Solzhenitsyn won the Toorak Handicap at Caulfield last spring but Buffering is still languishing as possibly the country's most deserving horse not to have won at the highest level.
The winner of more than $2.5 million prize money, Buffering has nine Group One minor placings to his name and Heathcote is determined to get a win on the board.
"They had their first morning back and they look in sensational order," Heathcote told Melbourne's RSN Sport Radio.
The A J Moir Stakes, which Buffering won in 2012, has been upgraded to Group One level this year and is again a target race along with the Manikato which has had a prize money boost to $1 million.
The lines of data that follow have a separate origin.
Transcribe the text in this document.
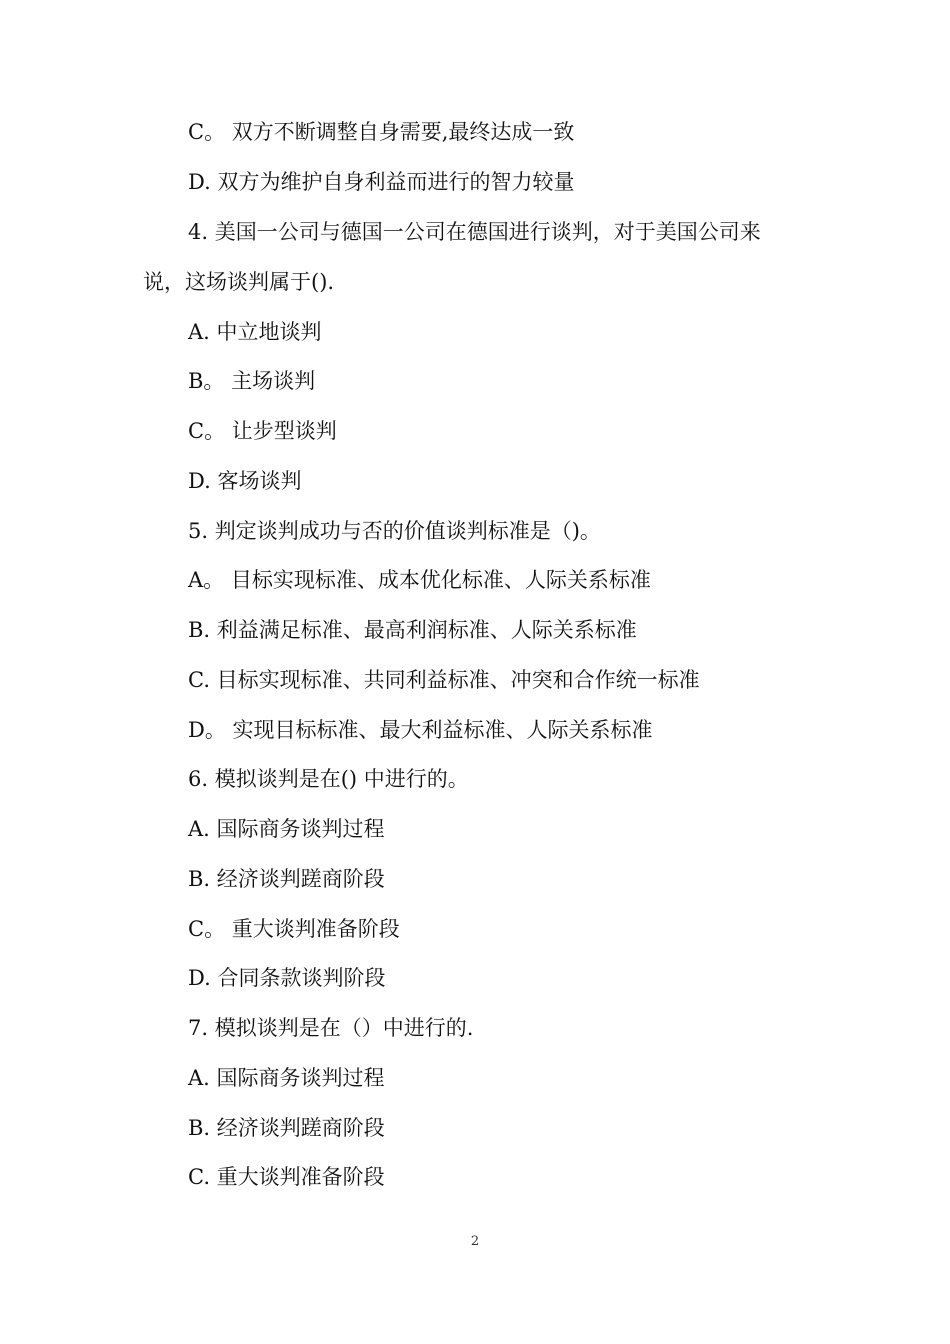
C。 双方不断调整自身需要,最终达成一致
D. 双方为维护自身利益而进行的智力较量
4. 美国一公司与德国一公司在德国进行谈判，对于美国公司来
说，这场谈判属于().
A. 中立地谈判
B。 主场谈判
C。 让步型谈判
D. 客场谈判
5. 判定谈判成功与否的价值谈判标准是（)。
A。 目标实现标准、成本优化标准、人际关系标准
B. 利益满足标准、最高利润标准、人际关系标准
C. 目标实现标准、共同利益标准、冲突和合作统一标准
D。 实现目标标准、最大利益标准、人际关系标准
6. 模拟谈判是在() 中进行的。
A. 国际商务谈判过程
B. 经济谈判蹉商阶段
C。 重大谈判准备阶段
D. 合同条款谈判阶段
7. 模拟谈判是在（）中进行的.
A. 国际商务谈判过程
B. 经济谈判蹉商阶段
C. 重大谈判准备阶段
2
"In recent years we've gone down and he's won first-up at the Valley, the McEwen (Stakes) two years ago and then the Moir Stakes last year, and then we've gone onto Caulfield for the Schillaci," Heathcote said.
"I'm not so sure that the Schillaci will be on his agenda this year. Well see how he does after the Moir, but he's proved that he races really well fresh, so we may just target the Group Ones this year."
The Moir Stakes is on September 27 with the Manikato Stakes on October 25, the night before the Cox Plate.
Heathcote said Solzhenitsyn had not been over-taxed in the autumn and winter and he expected him to shine again.
"He didn't have a overly hard campaign through the winter, which culminated with an excellent run in the Stradbroke and I'm confident that, once again, we'll see Solzhenitsyn at his best in the spring," he said.
Heathcote said Fire Up Fifi would also be on his Melbourne team with the Group One Myer Classic her aim.